Vanités, variations.

Et si les œuvres des street artistes illustraient nos peurs ancestrales ?

Les fresques peintes dans la rue par les street artistes empruntent leurs thèmes à la culture dominante et, en cela, sont un reflet, un reflet certes déformé, de nos désirs, de nos rêves, mais également de nos angoisses et de nos peurs.

J’ai abordé ce sujet dans un article[1]explicitement consacré aux images de la mort dans le street art, aux vanités et aux skulls.

Force est de constater que le sujet n’a été qu’effleuré et qu’il convient d’aller plus avant dans la représentation de la mort dans le street art en Occident.

Plusieurs œuvres ont récemment attiré mon attention par leur caractère commun. Elles représentent des personnages qui « tombent » le masque et révèlent ce qui est caché, l’image effrayante d’un crâne humain.

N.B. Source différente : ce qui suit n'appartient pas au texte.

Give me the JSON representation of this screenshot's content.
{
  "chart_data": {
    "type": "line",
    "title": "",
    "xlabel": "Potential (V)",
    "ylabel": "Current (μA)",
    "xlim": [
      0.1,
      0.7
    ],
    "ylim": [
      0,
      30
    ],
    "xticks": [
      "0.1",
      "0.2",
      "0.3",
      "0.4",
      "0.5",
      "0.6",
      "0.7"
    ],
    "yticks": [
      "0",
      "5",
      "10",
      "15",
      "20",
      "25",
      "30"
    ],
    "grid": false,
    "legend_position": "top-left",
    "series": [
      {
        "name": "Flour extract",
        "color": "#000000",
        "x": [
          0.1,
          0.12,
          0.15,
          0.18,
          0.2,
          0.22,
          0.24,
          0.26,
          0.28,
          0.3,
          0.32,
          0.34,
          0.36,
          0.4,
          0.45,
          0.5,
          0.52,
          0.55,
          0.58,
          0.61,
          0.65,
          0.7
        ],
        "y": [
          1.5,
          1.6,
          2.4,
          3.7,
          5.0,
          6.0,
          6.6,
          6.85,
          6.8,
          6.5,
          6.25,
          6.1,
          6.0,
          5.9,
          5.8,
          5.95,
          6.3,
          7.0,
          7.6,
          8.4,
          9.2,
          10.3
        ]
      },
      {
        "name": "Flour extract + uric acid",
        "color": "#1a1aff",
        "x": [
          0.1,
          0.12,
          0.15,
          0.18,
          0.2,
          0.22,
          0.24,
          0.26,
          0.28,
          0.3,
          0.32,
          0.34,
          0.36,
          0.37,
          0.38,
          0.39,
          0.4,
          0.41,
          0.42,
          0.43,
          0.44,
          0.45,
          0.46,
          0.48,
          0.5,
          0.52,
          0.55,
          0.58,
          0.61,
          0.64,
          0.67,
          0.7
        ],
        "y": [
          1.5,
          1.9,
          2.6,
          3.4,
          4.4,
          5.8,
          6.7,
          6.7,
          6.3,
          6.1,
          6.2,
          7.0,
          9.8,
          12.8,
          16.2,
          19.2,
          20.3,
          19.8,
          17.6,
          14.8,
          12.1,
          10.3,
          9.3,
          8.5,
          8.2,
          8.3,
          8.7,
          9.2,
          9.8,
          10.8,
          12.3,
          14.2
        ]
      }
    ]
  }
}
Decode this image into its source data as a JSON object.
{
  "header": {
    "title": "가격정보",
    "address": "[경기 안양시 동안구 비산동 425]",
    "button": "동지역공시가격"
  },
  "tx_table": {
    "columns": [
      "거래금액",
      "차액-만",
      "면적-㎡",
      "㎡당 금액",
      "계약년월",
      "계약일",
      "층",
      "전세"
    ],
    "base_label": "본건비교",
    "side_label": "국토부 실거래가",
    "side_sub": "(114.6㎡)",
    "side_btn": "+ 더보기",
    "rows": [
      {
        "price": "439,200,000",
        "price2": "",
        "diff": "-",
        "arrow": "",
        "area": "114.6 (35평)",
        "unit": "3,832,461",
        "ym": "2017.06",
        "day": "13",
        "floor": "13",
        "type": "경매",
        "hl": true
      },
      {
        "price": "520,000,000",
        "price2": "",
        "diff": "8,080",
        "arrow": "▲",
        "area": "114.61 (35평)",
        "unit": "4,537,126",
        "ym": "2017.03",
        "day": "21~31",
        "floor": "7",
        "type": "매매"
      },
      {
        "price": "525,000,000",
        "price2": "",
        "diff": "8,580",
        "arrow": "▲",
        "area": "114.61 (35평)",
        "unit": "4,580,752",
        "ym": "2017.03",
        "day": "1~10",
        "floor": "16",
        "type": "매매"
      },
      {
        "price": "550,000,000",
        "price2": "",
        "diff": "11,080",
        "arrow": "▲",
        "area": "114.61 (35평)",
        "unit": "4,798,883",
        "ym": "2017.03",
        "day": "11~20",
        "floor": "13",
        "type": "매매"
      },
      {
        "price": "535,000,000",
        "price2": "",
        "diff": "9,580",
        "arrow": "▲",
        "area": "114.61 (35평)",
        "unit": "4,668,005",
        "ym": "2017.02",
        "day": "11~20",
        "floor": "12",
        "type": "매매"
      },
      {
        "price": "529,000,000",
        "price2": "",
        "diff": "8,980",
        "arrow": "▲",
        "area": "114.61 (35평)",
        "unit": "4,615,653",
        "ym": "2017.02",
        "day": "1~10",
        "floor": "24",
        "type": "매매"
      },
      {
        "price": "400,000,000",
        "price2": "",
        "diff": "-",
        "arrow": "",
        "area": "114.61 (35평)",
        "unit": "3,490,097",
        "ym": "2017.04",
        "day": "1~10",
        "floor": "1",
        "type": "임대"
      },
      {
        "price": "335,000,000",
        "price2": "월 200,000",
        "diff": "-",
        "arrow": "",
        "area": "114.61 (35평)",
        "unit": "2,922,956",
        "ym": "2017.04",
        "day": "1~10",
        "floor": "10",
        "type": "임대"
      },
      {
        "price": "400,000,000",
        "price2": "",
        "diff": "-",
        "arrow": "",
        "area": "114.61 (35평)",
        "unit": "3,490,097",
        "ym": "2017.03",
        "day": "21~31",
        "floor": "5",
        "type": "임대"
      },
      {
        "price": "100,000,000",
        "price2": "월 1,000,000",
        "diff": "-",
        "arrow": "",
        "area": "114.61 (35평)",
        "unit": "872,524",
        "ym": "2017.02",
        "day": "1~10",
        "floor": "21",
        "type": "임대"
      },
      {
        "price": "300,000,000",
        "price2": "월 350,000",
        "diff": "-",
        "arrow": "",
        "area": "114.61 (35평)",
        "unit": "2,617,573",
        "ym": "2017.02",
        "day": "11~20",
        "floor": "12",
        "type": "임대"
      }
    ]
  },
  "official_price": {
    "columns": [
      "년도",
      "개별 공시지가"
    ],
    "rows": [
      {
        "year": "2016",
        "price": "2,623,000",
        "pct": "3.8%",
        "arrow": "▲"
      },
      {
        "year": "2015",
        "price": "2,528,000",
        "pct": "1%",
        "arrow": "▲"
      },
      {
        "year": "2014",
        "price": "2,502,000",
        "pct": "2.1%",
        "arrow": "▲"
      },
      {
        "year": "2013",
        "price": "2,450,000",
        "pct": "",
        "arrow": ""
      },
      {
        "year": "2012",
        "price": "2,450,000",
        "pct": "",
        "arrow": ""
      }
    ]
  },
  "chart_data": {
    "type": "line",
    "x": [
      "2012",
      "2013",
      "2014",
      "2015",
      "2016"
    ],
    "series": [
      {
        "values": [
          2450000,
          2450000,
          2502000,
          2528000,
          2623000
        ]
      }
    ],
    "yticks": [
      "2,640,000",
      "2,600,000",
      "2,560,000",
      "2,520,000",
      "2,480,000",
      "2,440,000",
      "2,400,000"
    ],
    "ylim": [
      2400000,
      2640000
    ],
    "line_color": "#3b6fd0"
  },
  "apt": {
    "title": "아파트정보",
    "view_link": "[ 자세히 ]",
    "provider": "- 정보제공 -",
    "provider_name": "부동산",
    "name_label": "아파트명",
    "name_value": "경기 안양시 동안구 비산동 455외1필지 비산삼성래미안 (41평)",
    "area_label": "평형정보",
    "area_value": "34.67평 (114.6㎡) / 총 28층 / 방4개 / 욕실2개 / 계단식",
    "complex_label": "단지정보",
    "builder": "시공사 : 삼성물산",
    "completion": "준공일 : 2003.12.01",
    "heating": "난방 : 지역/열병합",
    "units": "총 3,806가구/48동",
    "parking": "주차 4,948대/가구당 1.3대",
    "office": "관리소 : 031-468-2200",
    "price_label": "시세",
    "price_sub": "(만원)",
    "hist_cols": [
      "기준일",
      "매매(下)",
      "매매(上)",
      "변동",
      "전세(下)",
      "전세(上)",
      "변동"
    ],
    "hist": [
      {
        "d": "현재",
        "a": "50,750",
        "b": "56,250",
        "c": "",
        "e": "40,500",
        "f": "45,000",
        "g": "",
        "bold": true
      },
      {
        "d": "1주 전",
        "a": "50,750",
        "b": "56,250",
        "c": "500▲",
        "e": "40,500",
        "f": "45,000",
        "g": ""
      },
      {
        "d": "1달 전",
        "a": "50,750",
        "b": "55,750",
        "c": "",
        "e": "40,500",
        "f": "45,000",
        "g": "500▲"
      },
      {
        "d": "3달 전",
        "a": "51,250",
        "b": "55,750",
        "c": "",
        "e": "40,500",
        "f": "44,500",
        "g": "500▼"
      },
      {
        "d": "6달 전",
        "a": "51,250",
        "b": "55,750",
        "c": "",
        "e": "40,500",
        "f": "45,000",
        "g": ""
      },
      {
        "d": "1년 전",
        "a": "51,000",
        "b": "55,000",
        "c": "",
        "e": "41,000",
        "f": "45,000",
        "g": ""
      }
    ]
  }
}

[1] https://www.entreleslignes.be/photos/tetes-de-mort-skulls-et-autres-vanites/

Notons que le motif est une variation sur le très riche thème du masque, un thème d’une telle diversité qu’il me faudra y revenir ultérieurement.

L’idée que le vivant est une image provisoire et temporaire de la mort est, somme toute, une idée d’une grande banalité.

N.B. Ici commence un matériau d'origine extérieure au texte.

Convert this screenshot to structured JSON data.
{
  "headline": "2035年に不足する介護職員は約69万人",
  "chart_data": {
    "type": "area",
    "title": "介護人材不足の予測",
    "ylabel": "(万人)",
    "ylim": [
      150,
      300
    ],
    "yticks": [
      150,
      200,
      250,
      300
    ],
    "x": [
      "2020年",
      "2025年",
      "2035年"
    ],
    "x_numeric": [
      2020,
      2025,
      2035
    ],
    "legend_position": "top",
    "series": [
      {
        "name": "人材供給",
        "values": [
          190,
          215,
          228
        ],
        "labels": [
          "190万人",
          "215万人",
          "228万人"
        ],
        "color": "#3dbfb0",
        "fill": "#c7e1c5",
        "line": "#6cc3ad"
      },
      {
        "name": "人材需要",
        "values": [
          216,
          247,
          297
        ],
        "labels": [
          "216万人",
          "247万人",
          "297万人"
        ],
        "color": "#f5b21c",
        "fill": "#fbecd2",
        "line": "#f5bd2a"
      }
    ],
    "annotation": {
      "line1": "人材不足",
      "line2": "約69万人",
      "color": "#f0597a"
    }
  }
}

 Elle traverse toutes les philosophies et toutes les religions, qui sont en partie des arts de bien mourir. Les artistes sont des gens comme les autres, ils sont conscients de leur finitude et ont peur de la mort. Leurs cultures personnelles ont une claire incidence sur les images de la mort qu’ils créent. Il suffit pour s’en convaincre de regarder d’un peu près les œuvres des street artistes mexicains contemporains et l’influence des représentations du « dia de los muertos ».

Ajoutons que nombre de street artistes cultivent une esthétique gothique héritière d’une longue tradition artistique. Par ailleurs, d’aucuns n’hésitent pas à franchir les limites du bon goût, compris comme le goût de la classe dominante.

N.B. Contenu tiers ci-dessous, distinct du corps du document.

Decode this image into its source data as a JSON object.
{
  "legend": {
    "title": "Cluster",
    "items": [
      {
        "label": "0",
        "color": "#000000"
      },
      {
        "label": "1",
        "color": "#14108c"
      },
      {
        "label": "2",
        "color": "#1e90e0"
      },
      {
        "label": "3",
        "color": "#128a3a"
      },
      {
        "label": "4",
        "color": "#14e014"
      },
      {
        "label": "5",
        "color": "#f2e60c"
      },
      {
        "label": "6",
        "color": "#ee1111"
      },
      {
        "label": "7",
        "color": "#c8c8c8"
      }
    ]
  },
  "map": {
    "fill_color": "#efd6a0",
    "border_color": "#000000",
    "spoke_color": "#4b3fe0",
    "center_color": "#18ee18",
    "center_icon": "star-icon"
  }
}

Je vois dans le motif des « deux visages », non pas une méditation sur l’humaine destinée, mais une variation plastique de la classique vanité. Rappelons que les vanités des siècles passées avaient une fonction religieuse. Elles participaient avec d’autres objets au culte privé que rendait le chrétien à la divinité. Leurs images par leur permanence rappelaient aux croyants que leur vie était une vallée de larmes et qu’il leur fallait préparer par des œuvres leur salut, c’est-à-dire, leur vie après la mort.

Le motif des « deux visages » gomme la dimension religieuse et s’en tient à une vérité d’évidence, la mort est présente dans la vie même. Les images créées par les artistes ne sont en aucune manière des œuvres d’inspiration religieuse ; ce ne sont pas des prescriptions, pas davantage des injonctions. Leur lecture est, par ailleurs, polysémique. Certains y verront une invitation à jouir du moment présent ; d’autres un rappel de l’échéance fatale sans plus.

A vrai dire, le succès du motif n’est pas à trouver dans une quelconque dimension édificatrice mais bien plutôt dans ses ressources plastiques. Une image et une seule suffit à représenter une situation qui peut être chargée de sens par le regardeur. Il y mettra en creux soit un énième carpe diem soit une profondeur spirituelle.